= My Shocking Story =

Television Documentary Series

My Shocking Story is a documentary television series originally broadcast in 2008 on Discovery Channel UK. It was broadcast by The Learning Channel in the United States, Discovery Channel Australia and Seven Network in Australia and Discovery Channel Italy in Italy.

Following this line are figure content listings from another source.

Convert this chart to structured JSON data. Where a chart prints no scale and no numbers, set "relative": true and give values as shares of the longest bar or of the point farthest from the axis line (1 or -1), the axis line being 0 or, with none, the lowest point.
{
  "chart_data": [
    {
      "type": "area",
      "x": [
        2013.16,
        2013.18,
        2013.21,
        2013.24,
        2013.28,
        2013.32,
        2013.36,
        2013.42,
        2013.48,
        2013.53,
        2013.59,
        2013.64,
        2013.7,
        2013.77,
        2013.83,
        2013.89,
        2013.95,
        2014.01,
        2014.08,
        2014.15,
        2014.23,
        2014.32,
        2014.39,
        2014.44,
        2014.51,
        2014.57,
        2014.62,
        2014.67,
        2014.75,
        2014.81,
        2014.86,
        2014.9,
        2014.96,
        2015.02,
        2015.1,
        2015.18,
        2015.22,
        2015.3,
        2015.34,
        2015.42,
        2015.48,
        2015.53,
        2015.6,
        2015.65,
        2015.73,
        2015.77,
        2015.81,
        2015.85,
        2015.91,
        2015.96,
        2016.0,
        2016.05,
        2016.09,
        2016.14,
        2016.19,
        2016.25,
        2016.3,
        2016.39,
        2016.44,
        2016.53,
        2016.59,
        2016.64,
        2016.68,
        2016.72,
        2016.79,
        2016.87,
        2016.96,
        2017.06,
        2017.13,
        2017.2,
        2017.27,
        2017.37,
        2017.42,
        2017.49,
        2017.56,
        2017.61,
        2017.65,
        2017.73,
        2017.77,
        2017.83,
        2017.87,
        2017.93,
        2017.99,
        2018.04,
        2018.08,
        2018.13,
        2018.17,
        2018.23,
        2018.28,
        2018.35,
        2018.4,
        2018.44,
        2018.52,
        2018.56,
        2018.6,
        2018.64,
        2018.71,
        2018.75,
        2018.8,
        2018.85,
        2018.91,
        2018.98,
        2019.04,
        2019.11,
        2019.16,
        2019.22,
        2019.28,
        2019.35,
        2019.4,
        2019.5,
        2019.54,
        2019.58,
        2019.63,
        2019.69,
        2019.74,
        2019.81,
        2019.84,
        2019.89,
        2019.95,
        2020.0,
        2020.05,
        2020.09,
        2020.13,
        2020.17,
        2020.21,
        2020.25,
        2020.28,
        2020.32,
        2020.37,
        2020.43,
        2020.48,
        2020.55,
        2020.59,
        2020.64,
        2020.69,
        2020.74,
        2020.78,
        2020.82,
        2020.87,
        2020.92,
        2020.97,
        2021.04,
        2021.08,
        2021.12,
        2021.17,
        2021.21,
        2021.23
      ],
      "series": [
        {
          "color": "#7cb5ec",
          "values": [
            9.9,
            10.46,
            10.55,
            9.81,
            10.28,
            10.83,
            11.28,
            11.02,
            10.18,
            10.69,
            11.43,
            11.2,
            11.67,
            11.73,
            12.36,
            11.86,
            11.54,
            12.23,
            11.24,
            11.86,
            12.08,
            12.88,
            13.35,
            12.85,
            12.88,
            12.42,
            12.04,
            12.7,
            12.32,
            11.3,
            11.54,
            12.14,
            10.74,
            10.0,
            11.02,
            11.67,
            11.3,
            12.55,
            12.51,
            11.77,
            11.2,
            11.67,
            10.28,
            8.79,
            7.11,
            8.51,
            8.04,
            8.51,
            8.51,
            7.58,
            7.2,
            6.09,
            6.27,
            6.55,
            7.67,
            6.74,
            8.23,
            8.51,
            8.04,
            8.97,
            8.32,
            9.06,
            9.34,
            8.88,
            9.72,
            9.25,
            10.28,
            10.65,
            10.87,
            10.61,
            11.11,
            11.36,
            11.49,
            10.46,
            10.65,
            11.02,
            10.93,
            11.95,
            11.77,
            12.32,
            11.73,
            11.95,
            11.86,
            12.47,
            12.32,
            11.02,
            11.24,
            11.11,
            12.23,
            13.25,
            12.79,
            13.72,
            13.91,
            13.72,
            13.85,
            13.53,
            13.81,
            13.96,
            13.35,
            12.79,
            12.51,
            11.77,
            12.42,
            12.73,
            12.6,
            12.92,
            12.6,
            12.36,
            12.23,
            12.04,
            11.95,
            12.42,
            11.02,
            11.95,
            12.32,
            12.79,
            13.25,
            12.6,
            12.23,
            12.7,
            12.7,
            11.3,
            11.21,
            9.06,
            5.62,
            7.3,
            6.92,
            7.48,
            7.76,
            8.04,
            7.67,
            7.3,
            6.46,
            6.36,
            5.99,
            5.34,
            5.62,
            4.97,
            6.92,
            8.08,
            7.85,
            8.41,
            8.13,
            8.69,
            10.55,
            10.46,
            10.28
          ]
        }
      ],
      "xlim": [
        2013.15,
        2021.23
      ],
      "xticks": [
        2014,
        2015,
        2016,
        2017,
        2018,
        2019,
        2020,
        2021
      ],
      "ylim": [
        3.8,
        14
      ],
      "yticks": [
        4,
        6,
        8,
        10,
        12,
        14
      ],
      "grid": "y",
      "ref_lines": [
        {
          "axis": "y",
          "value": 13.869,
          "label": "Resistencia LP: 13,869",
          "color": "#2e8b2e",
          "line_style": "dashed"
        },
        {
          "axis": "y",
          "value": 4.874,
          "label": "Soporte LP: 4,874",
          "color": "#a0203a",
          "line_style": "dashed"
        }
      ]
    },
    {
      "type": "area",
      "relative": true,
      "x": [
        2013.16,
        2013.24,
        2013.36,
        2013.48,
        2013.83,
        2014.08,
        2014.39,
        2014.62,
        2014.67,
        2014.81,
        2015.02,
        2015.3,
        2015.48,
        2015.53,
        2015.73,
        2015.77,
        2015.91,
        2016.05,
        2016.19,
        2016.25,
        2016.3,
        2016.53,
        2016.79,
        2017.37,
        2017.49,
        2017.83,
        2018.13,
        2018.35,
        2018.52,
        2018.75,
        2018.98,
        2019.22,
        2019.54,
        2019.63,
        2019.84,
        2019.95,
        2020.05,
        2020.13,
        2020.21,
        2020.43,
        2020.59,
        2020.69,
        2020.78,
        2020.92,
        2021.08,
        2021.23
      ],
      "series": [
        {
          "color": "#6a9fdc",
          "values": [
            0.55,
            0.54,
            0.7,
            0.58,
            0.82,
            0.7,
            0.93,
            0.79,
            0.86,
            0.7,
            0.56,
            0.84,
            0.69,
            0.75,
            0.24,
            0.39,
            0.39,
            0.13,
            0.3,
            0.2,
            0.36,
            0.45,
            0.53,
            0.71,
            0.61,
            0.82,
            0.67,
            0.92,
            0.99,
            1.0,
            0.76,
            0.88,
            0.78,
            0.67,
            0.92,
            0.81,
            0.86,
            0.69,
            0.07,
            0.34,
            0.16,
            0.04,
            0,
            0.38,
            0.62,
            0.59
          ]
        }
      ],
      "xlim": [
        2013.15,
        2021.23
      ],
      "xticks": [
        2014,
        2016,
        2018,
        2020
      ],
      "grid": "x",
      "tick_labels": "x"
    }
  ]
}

The series documents unusual or shocking medical ailments and conditions.

==Episodes==

===Series One===
- "Half-Man Half-tree
- "World's Fattest Kids"
- "My Big Foot"
- "The Man With No Face"
- "World's Smallest Mom"
- "World's Smallest Kids"

===Series Two===
- "Octoboy"
- "Human Spider Sisters", about the Spider Girls, conjoined twins from India
- "Treeman Meets Treeman"
- "World's Tallest Giants"
- "Albino Crisis"
- "Giant Head"
- "Treeman: Search for The Cure"
- "Human Face Transplant"
- "Real Wolf Kids"
- "Octopus Man"
- "Electric Human"
- "Freak Show Family"
- "Coma Miracle"
- "Burnt And Survived"
- "Which Sex Am I?"
- "World's Heaviest Man"
- "Reconstruct My Face"
- "Can't Stop Growing"
- "Rewire My Brain"
- "Save Me Before I'm Born"
- "Sleep Sex"

==Reception==
Laura Brown of the Sunday Times called the series "spectacular as it chronicles the lives of patients with unusual medical conditions". The Age television critic Brad Newsome praised as "wonderful" the moments during which Dede and Zainal, two people afflicted with warts, meet. Kerrie Murphy of The Australian said the show "handl[es] the topics with the sort of sensitivity unexpected from a show with that title" and called it an "affecting documentary".